The following week Tamwi and I researched the total cost of all the books Gukipimo needed. The price came out to about 50,000 ksh (approx. 675 USD). After playing with some numbers and estimating how much each farmer in Gukipimo could reasonably contribute to buying books, we decided that for every 100 shillings that Tamwi could raise from his parents Nuru would contribute 500, with the upper limit of our contribution being 45,000 shillings. According to our calculations, if every parent contributed 200 shillings Gukipimo could raise 9,000 ksh, meaning Nuru would contribute the full 45,000 ksh. The total would then be enough to buy all the books they needed, plus some basic teaching supplies. But there was a catch. The 9,000 ksh raised by parents would be considered a down payment for the books. Nuru would then buy the all the supplies and textbooks need and loan them to the school for one full year. The books would be “paid for” by the teachers of the school over the course of that year, but not in the form of monetary payments. Instead, the payments would be made in services. Each month the teachers would submit the lesson plans and schemes of work that they wrote from the textbooks for the upcoming month to the head teacher to give to Nuru. In this way, we could ensure that the books were being used maximally as tools in preparing quality lessons for the students. It also gave the teachers an incentive to prepare their lessons far in advance, guaranteeing that they would be fully prepared for every lesson they gave. If all of the teachers submitted their lesson plans on time for the entire year the books would become officially Gukipimo’s property.

The plan was straight forward enough. The only thing left to do was to raise the money from the parents and make sure that the teachers were willing to commit to such a proposal. When we presented the idea to the teaching staff they were thrilled. They assured Tamwi and me that once they had sufficient materials they would be happy to submit their lesson plans and schemes of work to us every month. I asked Tamwi how much time he thought he needed to raise the money. He told me that he would not return home until he had raised the full amount. Indeed, two days later the head teacher proudly placed a crumpled wad of Kenyan currency in my hand, informing that he had managed to raise the full 9,000 shillings and was anticipating receiving even more in the coming week. The following Monday he and Francis, the Education Field Manager, bargained for books and some teaching materials with the 54,000 ksh they had raised with the Nuru matching contribution. Later in the week the head teacher held a community-wide ceremony to present the books to the school. At the event community members donated another 22,000 shillings to go towards the purchase of more school desks and chairs and teaching supplies.

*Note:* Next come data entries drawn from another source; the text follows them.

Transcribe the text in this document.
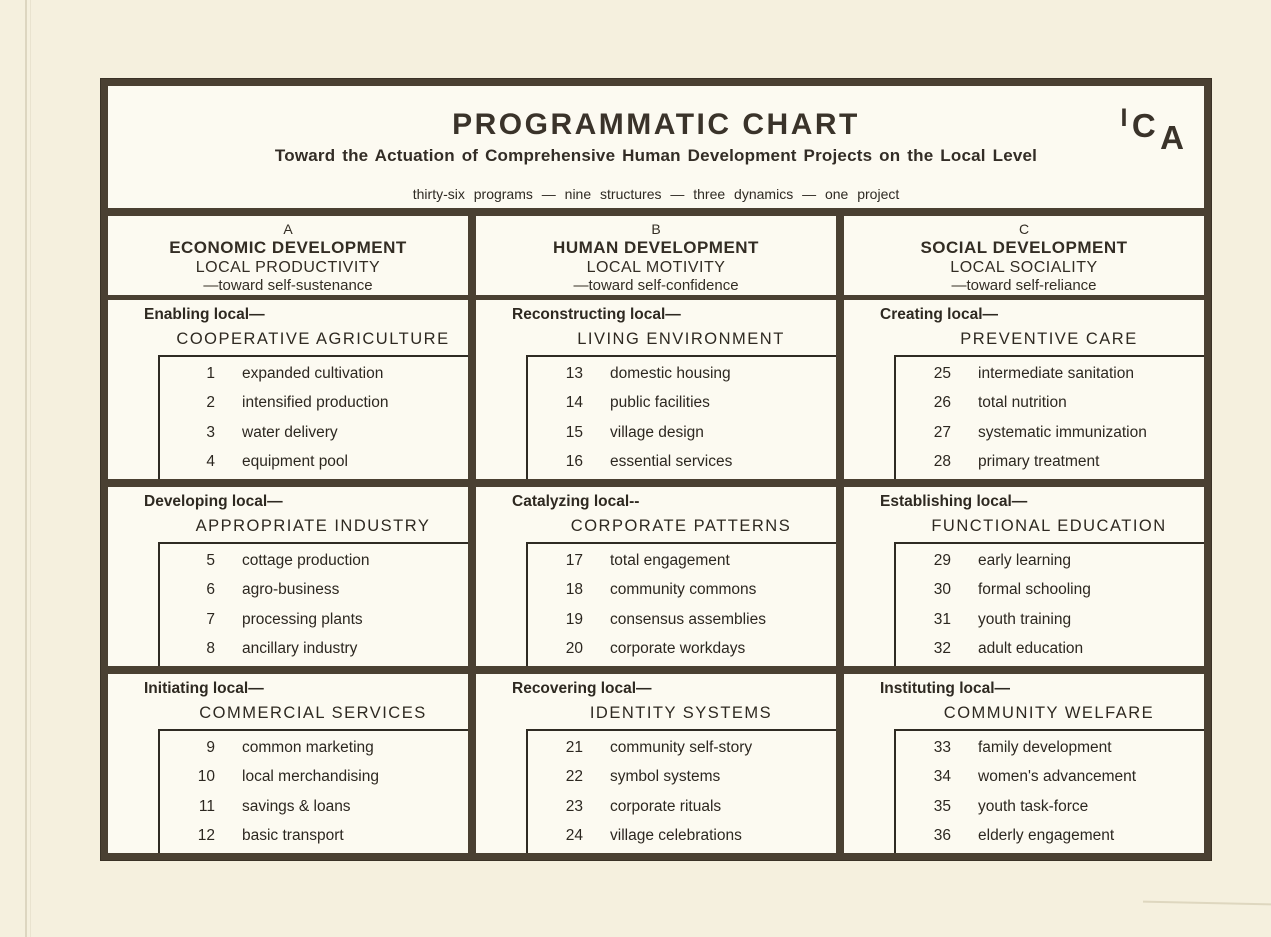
PROGRAMMATIC CHART
Toward the Actuation of Comprehensive Human Development Projects on the Local Level
thirty-six programs — nine structures — three dynamics — one project
I C A
A
ECONOMIC DEVELOPMENT
LOCAL PRODUCTIVITY
—toward self-sustenance
B
HUMAN DEVELOPMENT
LOCAL MOTIVITY
—toward self-confidence
C
SOCIAL DEVELOPMENT
LOCAL SOCIALITY
—toward self-reliance
Enabling local—
COOPERATIVE AGRICULTURE
1 expanded cultivation
2 intensified production
3 water delivery
4 equipment pool
Reconstructing local—
LIVING ENVIRONMENT
13 domestic housing
14 public facilities
15 village design
16 essential services
Creating local—
PREVENTIVE CARE
25 intermediate sanitation
26 total nutrition
27 systematic immunization
28 primary treatment
Developing local—
APPROPRIATE INDUSTRY
5 cottage production
6 agro-business
7 processing plants
8 ancillary industry
Catalyzing local--
CORPORATE PATTERNS
17 total engagement
18 community commons
19 consensus assemblies
20 corporate workdays
Establishing local—
FUNCTIONAL EDUCATION
29 early learning
30 formal schooling
31 youth training
32 adult education
Initiating local—
COMMERCIAL SERVICES
9 common marketing
10 local merchandising
11 savings & loans
12 basic transport
Recovering local—
IDENTITY SYSTEMS
21 community self-story
22 symbol systems
23 corporate rituals
24 village celebrations
Instituting local—
COMMUNITY WELFARE
33 family development
34 women's advancement
35 youth task-force
36 elderly engagement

When I visited the school Tamwi proudly showed me where he was keeping the books in a nearby shop, where the owner had donated a dry, clean room to store the books in the nighttime. When he thanked me for all of Nuru’s support, I told him that he should be thanking himself. None of this would have been possible without his efforts to pool together the resources from the community.  Because of his leadership and ability to mobilize the parents, the impact of the project extended far beyond the purchase of new textbooks. During my visit a steady stream of parents came by to offer their help in building the walls for the outdoor classrooms, to bring spare fabric to decorate the walls of the nursery, or to simply come sweep dust out of school compound.  With Tamwi’s leadership and Nuru’s support, the community has taken ownership of the school in a way that, I’m confident, will bring about long-term improvements to little mud hut school on the hill.